Нормальную жизнь мне пришлось завоевывать по крупицам, она давалась трудно, Наполеон не ослаблял хватки, приезжая, а потом подкидывая поленьев звонками и факсами, чтобы адское пламя во мне не погасло, чтобы я не могла вернуть душу на место. Похитив ее, он уверял меня, что на самом деле души не существует, я уже и вправду не излучала свет, он весь вытянут был черной дырой, но все же годы упорного труда, может, у кого-то это называется постом и молитвой, сделали свое дело. Я окрепла, научилась нормальной жизни и даже большему, чего не умела прежде, но в один день – и это была все та же пора, в которую я стартовала к черной дыре, в которую вернулась к родному Арбату и Новому Арбату, Патриаршим, Бронным, Никитскому бульвару, Пушкинской – мне никогда не надоедает ходить по этим знаемым наизусть местам, но тут – не выйдешь, морозы прижали крепко, и что еще делать, как не разбирать ящики и шкафы. Тут-то я и наткнулась на Фигню. Она уже, конечно, не была предметом диковинным или красивым, так – фигня.

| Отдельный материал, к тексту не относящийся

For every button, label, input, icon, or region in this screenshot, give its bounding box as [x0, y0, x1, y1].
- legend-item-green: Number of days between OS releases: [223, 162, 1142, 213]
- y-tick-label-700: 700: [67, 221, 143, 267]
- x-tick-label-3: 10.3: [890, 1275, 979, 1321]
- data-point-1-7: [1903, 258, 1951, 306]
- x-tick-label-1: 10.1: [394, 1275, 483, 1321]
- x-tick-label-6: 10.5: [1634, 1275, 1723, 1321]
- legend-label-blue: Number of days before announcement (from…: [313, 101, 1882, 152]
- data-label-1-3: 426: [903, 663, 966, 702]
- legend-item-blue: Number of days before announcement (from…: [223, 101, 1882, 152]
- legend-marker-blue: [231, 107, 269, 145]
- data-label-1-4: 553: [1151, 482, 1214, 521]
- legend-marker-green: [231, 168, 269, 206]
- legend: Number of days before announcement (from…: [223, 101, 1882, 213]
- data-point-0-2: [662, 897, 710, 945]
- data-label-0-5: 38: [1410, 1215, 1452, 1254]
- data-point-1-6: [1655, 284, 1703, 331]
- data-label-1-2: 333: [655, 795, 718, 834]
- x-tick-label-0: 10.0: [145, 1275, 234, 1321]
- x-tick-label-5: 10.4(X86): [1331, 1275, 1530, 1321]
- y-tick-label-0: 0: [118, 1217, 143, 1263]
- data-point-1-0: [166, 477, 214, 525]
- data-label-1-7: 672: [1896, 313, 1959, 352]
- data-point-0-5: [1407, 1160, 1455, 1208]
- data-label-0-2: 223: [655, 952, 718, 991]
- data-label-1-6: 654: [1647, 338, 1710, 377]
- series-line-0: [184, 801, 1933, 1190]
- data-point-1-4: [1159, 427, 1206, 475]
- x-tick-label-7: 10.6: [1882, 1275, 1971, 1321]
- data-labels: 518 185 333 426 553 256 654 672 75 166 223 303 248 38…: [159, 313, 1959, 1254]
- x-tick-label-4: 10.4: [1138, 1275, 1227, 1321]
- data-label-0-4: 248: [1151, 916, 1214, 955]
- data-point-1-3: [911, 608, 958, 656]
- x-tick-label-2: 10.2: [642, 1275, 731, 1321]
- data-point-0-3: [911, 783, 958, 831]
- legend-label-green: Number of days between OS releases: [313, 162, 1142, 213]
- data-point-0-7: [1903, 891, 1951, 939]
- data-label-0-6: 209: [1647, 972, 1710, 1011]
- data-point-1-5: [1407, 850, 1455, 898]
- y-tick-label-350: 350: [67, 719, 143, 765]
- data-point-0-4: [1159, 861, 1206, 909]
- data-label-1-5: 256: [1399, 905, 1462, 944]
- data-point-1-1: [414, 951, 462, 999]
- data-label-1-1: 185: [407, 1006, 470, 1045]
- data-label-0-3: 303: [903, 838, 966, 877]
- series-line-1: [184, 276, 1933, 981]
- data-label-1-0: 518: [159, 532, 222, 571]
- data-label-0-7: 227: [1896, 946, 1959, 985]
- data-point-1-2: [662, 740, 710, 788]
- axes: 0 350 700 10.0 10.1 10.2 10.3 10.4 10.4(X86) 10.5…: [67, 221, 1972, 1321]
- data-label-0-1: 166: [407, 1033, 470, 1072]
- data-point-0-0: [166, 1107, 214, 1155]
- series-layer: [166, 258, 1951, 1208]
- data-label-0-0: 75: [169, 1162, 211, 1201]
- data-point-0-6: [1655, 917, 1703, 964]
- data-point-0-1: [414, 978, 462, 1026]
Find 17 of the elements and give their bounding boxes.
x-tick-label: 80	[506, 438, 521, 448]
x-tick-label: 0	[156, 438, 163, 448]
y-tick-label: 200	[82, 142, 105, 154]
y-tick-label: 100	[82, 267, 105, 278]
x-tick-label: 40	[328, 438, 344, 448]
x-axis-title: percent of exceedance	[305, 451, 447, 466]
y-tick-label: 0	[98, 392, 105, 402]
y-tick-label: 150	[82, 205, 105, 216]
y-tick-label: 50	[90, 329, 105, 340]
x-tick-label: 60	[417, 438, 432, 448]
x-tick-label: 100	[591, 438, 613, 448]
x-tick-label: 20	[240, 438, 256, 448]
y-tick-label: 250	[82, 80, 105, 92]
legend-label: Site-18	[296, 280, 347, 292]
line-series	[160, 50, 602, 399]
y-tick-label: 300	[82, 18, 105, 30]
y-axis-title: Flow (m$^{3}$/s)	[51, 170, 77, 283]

Открыла я эту малиновую книжку, совсем даже не потершуюся, и снова обнаружила там единственное имя, Наполеона. Тут-то и произошел шок, фантомный шок, который побудил меня вспомнить все. Или хотя бы кое-что. Было совершенно непонятно, что делать с шоком, с фигней, жечь ли ее, бросать ли в мусоропровод, залить ли шок алкогольным напитком или заесть феназепамом. Тут, естественно, раздался звонок. Не сразу, конечно, а пока я все это передумала, выпила экспрессо+амаретто, проверила наличие всего, что положено иметь, включая душу, и прямо так и ответила Наполеону, что сегодня у нас Рождество, странного числа отмечаемое, но, по последним научным изысканиям, дата основополагающего рождения вообще произошла на семь лет раньше, чем мы считаем, и не зимой, а 15 сентября, что совпадает с датой моего собственного рождения, что мне дополнительно приятно, и что в этот день заложен был первый камень храма Христа Спасителя, который теперь восстановлен, а основан он был в ознаменование изгнания Наполеона с нашей заметенной пургой земли, а все остальное – фигня, и разве что жизнь Иоанна Павла Второго мне дорога, потому что ее утрата ослабит стратегическую позицию нашего Учредителя, и неизвестный злой божок, правящий нашим народом, станет еще злее, вместе с печально известным Аллахом.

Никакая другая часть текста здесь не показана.